Я в изумлении смотрел на Марию-Анну.
— Сначала, — продолжала она после минутного молчания, — при виде этого человека с голыми ногами в такой позе я пришла в такое состояние… что хотела крикнуть… но потом подумала: «Может быть, он лунатик! Если ты крикнешь… Он проснется… упадет… он погибнет!» Ну, хорошо, я молчу и смотрю во все глаза… Вот он медленно подымает факел, потом опускает его… подымает и опускает, как будто давая сигнал; потом он бросает факел в ров, закрывает окно, задергивает занавеси, проходит мимо, не видя меня, и ложится, бормоча Бог знает что!
— Вы уверены, что видели все это, сударыня?
— Еще бы!..
— Странно!
— Да, я знаю; но это так. Ах! В первую минуту это так взволновало меня… Потом, когда я увидела его лежащим, как ни в чем не бывало, на кровати, со сложенными на груди руками, я сказала себе: «Мария-Анна, тебе приснился дурной сон, не что иное», — и подошла к окну; но факел еще горел; он упал в чащу, несколько влево от третьего подземного входа, и блестел, как звездочка: отрицать было невозможно.
В продолжение нескольких секунд Мария Лагут молча смотрела на меня.
— Вы, конечно, понимаете, сударь, что с этой минуты мне слышалось что-то за креслом. Это не был страх, но беспокойство; это мучило меня! Рано утром я побежала будить Оффенлоха и послала его к графу. Проходя по коридору, я заметила, что первого факела не было в кольце; я сошла вниз и нашла его около маленькой тропинки, ведущей в лес.
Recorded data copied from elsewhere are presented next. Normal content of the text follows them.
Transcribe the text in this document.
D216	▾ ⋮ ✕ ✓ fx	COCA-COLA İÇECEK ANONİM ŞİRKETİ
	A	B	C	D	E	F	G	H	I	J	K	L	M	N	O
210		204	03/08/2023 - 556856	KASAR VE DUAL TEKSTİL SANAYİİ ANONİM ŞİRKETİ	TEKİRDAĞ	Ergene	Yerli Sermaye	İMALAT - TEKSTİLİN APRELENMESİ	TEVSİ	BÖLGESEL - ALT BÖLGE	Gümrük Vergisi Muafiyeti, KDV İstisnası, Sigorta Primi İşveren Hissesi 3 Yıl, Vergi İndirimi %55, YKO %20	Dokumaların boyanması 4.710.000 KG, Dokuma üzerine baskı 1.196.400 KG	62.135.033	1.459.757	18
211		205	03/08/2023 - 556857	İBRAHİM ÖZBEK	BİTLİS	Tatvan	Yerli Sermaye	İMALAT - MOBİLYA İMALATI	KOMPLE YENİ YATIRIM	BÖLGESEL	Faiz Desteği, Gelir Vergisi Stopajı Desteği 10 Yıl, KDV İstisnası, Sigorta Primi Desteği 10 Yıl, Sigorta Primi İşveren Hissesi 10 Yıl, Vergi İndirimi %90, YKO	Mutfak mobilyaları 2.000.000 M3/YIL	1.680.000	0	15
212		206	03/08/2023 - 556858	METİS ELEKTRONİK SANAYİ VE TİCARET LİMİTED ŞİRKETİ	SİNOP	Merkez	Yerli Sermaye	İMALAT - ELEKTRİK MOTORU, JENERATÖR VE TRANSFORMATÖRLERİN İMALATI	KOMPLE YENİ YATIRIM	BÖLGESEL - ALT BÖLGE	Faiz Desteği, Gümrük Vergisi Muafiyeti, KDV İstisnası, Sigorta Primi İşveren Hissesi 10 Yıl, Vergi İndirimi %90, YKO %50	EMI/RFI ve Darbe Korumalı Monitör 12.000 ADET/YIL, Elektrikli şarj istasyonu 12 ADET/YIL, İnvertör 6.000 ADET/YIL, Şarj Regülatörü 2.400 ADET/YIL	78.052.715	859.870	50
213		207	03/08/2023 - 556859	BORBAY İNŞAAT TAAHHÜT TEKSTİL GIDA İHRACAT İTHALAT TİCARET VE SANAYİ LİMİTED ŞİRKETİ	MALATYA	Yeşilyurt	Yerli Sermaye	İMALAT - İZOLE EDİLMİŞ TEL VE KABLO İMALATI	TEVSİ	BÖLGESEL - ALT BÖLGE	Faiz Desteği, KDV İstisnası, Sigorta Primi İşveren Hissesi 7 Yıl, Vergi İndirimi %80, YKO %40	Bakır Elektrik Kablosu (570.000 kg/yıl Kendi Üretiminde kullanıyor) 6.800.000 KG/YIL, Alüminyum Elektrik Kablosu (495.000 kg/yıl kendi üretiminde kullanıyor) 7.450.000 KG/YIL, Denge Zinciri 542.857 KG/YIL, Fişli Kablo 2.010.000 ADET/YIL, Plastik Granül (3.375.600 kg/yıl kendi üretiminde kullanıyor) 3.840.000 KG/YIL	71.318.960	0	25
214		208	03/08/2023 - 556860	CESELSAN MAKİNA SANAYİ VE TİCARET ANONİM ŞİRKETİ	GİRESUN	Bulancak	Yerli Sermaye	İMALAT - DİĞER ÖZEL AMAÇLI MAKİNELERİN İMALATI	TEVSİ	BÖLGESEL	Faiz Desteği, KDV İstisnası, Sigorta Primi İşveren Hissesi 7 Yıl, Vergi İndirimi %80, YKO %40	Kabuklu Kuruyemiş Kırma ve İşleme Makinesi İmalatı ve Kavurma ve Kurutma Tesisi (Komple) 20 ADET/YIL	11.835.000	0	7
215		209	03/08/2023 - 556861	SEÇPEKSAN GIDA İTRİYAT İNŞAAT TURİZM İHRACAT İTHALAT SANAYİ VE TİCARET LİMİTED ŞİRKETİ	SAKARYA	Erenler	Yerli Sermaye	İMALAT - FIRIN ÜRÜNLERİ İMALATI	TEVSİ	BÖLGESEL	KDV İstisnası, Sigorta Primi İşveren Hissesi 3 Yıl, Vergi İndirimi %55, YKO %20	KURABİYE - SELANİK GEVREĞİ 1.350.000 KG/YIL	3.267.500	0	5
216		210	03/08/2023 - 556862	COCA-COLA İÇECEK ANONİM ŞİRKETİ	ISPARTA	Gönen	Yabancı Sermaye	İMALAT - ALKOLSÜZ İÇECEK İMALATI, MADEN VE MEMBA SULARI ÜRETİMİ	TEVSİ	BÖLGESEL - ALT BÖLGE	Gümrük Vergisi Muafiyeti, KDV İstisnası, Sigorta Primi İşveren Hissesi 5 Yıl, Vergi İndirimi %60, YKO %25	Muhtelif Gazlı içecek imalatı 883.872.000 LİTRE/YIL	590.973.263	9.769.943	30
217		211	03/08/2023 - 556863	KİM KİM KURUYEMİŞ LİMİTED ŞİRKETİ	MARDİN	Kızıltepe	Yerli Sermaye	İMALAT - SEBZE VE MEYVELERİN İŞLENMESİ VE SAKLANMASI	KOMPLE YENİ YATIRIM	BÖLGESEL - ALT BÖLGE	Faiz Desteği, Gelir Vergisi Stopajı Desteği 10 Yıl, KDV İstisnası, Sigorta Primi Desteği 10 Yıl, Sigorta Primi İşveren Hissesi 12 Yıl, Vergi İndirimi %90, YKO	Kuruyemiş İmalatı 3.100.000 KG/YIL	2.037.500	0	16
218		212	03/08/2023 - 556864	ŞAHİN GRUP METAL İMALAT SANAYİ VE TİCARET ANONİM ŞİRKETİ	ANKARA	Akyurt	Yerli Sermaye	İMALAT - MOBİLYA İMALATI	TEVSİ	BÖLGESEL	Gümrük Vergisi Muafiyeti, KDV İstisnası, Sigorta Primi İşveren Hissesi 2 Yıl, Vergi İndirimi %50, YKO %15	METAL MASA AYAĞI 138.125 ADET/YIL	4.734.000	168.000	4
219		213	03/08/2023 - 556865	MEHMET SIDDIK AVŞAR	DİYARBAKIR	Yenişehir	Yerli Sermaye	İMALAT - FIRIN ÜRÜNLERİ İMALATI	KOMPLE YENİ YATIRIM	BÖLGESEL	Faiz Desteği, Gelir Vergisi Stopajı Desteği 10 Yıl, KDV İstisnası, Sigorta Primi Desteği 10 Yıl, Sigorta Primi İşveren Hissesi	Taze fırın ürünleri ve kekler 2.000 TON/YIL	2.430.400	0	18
Вот он.
Она вынула из-под передника обгорелый факел и положила его на стол.
Я был поражен.
Как человек, которого я видел накануне таким слабым, истощенным, мог встать, пойти, открыть и закрыть тяжелое окно? Что означал этот сигнал в ночи? Мне казалось, что я присутствовал с широко раскрытыми глазами при этой странной, таинственной сцене, и мысль моя невольно перенеслась к «Чуме». Наконец, я пробудился от этого внутреннего созерцания и увидел, что Мария Лагут встала и собирается уходить.
— Сударыня, вы хорошо сделали, что предупредили меня, — сказал я, — благодарю вас. Вы никому не рассказывали об этом случае?
— Никому, сударь, такие вещи говорятся только священнику и доктору.
— Ну, я вижу, что вы молодец.
Мы обменивались этими словами на пороге башни. В эту минуту Спервер со своим другом Себальтом показался в глубине галереи.
— Эй, Фриц, — крикнул он, проходя по куртине, — какие я тебе скажу новости!
— Ну… Еще новое, — проговорил я про себя. — Право, дьявол мешается в наши дела.